Academic background
- Alma mater: Durham University Oxford University

Academic work
- Institutions: Durham University

= C. T. R. Hayward =

Charles Thomas Robert Hayward (born 1948) is a British academic and convicted sex offender. He had been Professor of Hebrew in the Department of Theology and Religion at Durham University.

==Academic career==
After receiving a BA (Theology, University of Durham, 1971), MA (Theology, University of Durham, 1973) and DPhil (University of Oxford, 1975) he lectured at Lancaster University (1977–1979). He returned to Durham being appointed Lecturer in Theology (1979), Senior Lecturer (1989) and Reader (1994).

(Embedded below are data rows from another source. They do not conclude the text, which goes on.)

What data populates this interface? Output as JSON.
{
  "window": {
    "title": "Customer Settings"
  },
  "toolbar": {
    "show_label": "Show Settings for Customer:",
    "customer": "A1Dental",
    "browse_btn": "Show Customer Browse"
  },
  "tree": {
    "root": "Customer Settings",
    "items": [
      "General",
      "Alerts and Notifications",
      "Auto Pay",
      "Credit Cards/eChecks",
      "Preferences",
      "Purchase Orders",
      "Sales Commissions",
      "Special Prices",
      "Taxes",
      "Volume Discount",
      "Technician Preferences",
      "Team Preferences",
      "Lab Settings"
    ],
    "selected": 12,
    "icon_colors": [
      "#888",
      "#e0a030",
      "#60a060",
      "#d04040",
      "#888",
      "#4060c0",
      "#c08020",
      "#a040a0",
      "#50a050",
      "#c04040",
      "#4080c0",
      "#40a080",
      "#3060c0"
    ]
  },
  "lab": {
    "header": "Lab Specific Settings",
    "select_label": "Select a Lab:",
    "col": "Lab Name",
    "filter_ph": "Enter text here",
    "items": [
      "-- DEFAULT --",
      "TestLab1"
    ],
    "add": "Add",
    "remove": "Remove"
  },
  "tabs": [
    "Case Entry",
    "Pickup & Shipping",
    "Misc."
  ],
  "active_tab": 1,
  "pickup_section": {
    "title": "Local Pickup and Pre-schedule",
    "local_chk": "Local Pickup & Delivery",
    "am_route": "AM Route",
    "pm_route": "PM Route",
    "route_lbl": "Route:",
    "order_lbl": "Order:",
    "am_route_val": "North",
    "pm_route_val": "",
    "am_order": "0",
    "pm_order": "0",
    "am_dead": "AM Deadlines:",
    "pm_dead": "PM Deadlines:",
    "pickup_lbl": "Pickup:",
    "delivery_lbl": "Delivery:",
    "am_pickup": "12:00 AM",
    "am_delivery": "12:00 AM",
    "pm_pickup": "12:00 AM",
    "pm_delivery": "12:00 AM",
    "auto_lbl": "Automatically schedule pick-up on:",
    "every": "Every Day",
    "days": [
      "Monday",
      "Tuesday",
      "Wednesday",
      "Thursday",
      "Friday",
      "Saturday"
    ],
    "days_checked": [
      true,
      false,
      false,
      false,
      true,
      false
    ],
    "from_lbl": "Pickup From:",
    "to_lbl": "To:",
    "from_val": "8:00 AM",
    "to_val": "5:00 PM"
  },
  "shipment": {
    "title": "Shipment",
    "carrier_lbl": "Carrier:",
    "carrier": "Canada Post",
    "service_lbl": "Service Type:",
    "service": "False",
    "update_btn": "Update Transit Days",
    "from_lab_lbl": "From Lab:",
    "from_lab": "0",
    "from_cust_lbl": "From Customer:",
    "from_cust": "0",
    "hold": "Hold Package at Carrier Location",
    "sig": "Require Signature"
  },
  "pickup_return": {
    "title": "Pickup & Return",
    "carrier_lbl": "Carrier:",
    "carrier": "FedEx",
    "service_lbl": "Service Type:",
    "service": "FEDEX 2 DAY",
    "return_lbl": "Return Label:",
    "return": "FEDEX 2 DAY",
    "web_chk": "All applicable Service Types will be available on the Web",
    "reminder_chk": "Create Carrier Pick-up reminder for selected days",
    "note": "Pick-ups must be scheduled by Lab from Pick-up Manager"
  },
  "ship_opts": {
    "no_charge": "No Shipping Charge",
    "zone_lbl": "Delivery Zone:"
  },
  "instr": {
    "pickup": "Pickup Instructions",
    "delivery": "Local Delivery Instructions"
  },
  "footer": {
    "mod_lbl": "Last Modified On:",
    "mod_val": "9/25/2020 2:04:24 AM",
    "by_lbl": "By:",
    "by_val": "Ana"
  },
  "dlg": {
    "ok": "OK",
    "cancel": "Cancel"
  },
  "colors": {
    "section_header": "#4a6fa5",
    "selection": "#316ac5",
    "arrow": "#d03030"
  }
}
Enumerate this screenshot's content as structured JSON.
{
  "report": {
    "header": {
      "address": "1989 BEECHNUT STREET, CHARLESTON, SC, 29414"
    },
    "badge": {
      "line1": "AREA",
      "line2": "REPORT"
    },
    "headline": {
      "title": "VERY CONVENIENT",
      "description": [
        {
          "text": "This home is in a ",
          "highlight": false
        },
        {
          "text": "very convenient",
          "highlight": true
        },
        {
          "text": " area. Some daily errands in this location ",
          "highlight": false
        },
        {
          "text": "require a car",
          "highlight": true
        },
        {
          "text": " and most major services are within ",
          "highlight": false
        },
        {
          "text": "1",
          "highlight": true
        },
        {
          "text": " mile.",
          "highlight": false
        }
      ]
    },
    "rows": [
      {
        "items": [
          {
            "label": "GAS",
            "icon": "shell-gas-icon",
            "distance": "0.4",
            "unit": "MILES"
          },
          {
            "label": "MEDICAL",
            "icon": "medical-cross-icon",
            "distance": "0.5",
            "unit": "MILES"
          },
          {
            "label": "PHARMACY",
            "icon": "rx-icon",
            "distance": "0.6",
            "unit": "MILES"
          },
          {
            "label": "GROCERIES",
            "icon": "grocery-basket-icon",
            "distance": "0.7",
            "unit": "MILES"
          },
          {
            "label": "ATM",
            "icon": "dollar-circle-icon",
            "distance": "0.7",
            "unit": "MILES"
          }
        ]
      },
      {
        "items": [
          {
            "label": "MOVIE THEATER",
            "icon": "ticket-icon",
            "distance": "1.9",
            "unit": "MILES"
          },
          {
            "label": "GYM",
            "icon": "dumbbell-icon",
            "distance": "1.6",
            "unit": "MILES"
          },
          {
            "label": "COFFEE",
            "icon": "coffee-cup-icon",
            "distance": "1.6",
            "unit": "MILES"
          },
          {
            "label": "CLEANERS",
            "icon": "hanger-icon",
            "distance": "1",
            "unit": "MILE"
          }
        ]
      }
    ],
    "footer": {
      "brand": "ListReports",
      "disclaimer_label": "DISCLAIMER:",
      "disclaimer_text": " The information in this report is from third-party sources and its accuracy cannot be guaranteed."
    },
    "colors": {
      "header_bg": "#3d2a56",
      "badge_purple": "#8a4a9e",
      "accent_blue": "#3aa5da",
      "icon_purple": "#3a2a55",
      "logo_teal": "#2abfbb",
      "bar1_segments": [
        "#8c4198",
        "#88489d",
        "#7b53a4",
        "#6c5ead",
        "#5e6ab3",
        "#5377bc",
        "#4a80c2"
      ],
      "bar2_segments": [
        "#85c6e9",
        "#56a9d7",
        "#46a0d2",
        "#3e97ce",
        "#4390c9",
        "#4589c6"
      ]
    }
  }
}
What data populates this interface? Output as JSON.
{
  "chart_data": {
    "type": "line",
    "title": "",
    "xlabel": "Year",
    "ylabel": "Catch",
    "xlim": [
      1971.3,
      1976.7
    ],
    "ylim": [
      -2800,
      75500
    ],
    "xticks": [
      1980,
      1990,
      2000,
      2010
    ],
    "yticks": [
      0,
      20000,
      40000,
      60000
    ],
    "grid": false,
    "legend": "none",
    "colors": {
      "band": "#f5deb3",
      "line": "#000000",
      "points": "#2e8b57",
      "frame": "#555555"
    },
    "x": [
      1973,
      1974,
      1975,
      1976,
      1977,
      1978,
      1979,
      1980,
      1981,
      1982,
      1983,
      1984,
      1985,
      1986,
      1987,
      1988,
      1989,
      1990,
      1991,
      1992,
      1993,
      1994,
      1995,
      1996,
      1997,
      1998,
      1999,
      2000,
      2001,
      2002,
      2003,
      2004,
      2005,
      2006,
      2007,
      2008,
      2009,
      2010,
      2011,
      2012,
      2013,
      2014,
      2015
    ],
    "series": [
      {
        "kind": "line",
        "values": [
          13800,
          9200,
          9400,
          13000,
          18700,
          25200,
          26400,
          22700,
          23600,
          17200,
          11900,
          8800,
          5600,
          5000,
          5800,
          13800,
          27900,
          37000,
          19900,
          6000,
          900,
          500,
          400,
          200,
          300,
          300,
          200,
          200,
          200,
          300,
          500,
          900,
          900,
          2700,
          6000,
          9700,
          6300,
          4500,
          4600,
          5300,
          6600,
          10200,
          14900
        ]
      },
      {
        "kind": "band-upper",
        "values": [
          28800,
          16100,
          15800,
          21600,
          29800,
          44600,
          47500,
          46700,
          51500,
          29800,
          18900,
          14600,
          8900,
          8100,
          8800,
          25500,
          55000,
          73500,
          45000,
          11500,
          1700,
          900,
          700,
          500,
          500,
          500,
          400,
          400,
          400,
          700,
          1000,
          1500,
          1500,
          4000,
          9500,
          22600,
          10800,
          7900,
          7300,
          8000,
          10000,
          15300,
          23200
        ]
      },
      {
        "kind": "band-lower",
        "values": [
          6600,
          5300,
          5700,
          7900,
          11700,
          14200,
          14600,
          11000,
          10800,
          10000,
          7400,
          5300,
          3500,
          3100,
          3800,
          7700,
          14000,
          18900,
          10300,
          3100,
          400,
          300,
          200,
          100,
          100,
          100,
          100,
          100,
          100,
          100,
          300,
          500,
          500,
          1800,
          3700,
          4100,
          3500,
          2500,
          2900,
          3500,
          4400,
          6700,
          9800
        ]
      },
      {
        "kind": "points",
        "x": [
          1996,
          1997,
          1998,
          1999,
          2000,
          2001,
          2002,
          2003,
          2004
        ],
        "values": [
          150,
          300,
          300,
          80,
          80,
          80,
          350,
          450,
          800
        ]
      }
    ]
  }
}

In 2006, Hayward was elected President of the Society for Old Testament Studies. He was President in 2003 of the British Association for Jewish Studies.

===Books===
- Divine name and presence: The Memra (Totowa, N.J.:Allenheld Osmun, 1981)
- The Targum of Jeremiah. Translated, with a Critical Introduction, Apparatus and Notes (The Aramaic Bible, 12: Wilmington, Del.: Michael Glazier, 1987)
- Jerome's Hebrew Questions on Genesis: Translated with an Introduction and Commentary (Oxford, Oxford University Press, 1995)
- The Jewish Temple: A Non-Biblical Sourcebook (London: Routledge, 1996)
- Pauline Allen and C.T.R. Hayward, Severus of Antioch (London:Routledge, 2004)
- Interpretations of the Name Israel in Ancient Judaism and Some Early Christian Writings (Oxford: Oxford University Press, 2005)
- Targums and the Transmission of Scripture into Judaism and Christianity (Leiden: Brill, 2010)

==2016 conviction==
In 2016 he was convicted of child pornography charges at Durham Crown Court, sentenced to a two-year community supervision order and was made subject to a sexual harm prevention order and registered as a sex offender, both for five years.